CMB temperature-polarization (TE) and polarization-polarization (EE) power spectra at large angular scales (l < 30) show hints of suppressed correlations and features not perfectly matched by the best-fit ΛCDM model (Page 2007; Planck V 2020). The anomaly is statistically independent from the low-l temperature deficit (recid 32) and constitutes a separate joint TE/EE constraint.
The standard model with simple nearly scale-invariant primordial perturbations and a smooth single-epoch reionization predicts smooth TE/EE spectra across all angular scales. Recovering the joint low-l TE/EE anomalies within the model requires special initial conditions, modified reionization histories, or non-standard early-universe physics beyond the minimal framework.
SCT replaces the hot-dense-center with a superluminal collision and the thermalized debris field.
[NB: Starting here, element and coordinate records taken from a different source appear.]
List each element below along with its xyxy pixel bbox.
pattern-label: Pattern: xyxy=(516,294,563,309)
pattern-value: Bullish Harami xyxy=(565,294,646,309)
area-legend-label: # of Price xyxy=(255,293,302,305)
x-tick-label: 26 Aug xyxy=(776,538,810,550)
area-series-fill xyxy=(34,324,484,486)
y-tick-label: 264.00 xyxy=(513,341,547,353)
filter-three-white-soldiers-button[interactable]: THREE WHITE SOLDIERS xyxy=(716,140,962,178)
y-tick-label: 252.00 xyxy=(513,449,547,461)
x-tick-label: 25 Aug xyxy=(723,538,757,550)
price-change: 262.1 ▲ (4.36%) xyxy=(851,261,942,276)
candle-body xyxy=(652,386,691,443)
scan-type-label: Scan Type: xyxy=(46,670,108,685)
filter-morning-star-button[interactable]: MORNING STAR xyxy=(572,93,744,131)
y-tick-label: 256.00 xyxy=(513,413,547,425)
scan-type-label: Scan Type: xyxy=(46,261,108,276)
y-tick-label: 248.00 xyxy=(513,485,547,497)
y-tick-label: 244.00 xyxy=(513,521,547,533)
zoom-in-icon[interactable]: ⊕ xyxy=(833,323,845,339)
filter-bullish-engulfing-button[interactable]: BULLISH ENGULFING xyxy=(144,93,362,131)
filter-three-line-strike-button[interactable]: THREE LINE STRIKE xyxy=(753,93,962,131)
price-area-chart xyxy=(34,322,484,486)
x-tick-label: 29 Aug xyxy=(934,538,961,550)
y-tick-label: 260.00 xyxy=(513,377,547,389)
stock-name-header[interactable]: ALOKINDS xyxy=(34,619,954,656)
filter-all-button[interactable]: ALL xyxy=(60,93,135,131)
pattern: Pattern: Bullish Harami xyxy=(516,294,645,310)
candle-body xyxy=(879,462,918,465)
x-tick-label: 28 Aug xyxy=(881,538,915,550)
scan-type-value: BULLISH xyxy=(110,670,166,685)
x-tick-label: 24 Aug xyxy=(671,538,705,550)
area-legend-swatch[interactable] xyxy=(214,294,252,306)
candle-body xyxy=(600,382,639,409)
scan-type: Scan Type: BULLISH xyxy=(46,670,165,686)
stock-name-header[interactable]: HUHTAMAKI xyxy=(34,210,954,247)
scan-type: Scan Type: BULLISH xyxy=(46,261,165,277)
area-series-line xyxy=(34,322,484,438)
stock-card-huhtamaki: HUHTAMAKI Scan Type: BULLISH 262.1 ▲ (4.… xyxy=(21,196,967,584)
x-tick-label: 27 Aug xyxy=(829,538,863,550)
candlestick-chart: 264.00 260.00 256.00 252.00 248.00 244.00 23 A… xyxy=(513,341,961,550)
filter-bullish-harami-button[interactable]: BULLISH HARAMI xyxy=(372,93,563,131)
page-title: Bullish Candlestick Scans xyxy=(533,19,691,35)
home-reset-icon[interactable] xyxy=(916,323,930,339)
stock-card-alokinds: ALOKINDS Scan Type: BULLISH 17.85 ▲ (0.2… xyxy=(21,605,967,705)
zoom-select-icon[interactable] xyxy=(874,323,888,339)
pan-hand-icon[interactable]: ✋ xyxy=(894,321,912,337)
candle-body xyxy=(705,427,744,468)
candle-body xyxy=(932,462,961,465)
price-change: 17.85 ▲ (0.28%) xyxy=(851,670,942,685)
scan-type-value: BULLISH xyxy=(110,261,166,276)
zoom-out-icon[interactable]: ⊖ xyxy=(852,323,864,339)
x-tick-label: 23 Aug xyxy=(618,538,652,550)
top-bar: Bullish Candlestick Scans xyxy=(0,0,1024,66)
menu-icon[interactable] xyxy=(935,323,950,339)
From this single change, the bulk TE and EE spectra at l > 30 follow from the Plasma Equivalence Theorem: the cascade-thermalized plasma reaches the same six-parameter thermodynamic state as ΛCDM, so its acoustic and polarization evolution at small scales matches ΛCDM precisely (P29, P30). The small-scale TE/EE structure is therefore reproduced by construction.
The low-l TE/EE anomaly comes from two cascade-related sources. First, the cascade is intrinsically directional (P22, P41), so the largest-scale polarization modes carry the same axis-aligned suppression as the temperature low-l deficit (recid 32) and the connected quadrupoles (recid 18). Second, post-collision reheating events during the multi-stage cascade (P47) produce small additional polarization signals at low multipoles by re-ionizing localized regions at staggered times rather than in a single smooth reionization epoch. The net effect modifies TE and EE spectra below the pure-thermalization expectation.
The same M2 + M10 framework that resolves the low-l temperature deficit (recid 32) and the broader CMB anomaly family resolves the TE/EE anomaly. The polarization signature is one more observational window onto the same cascade-origin geometry. The TE/EE low-l axis is predicted to align with the Axis of Evil and the hemispherical-asymmetry axis, providing a multi-statistic cross-check on the common-collision-axis hypothesis. There is no need for non-standard reionization histories or anisotropic primordial spectra.
If LiteBIRD or CMB-S4 polarization measurements show the TE/EE low-l anomalies are statistically independent of the temperature low-l deficit (different axis, different amplitude profile) at greater than 3σ, the common-cascade-origin explanation fails. Equivalently, if the TE/EE structure can be recovered by a smooth single-epoch reionization at high precision, the multi-phase reheating contribution is refuted.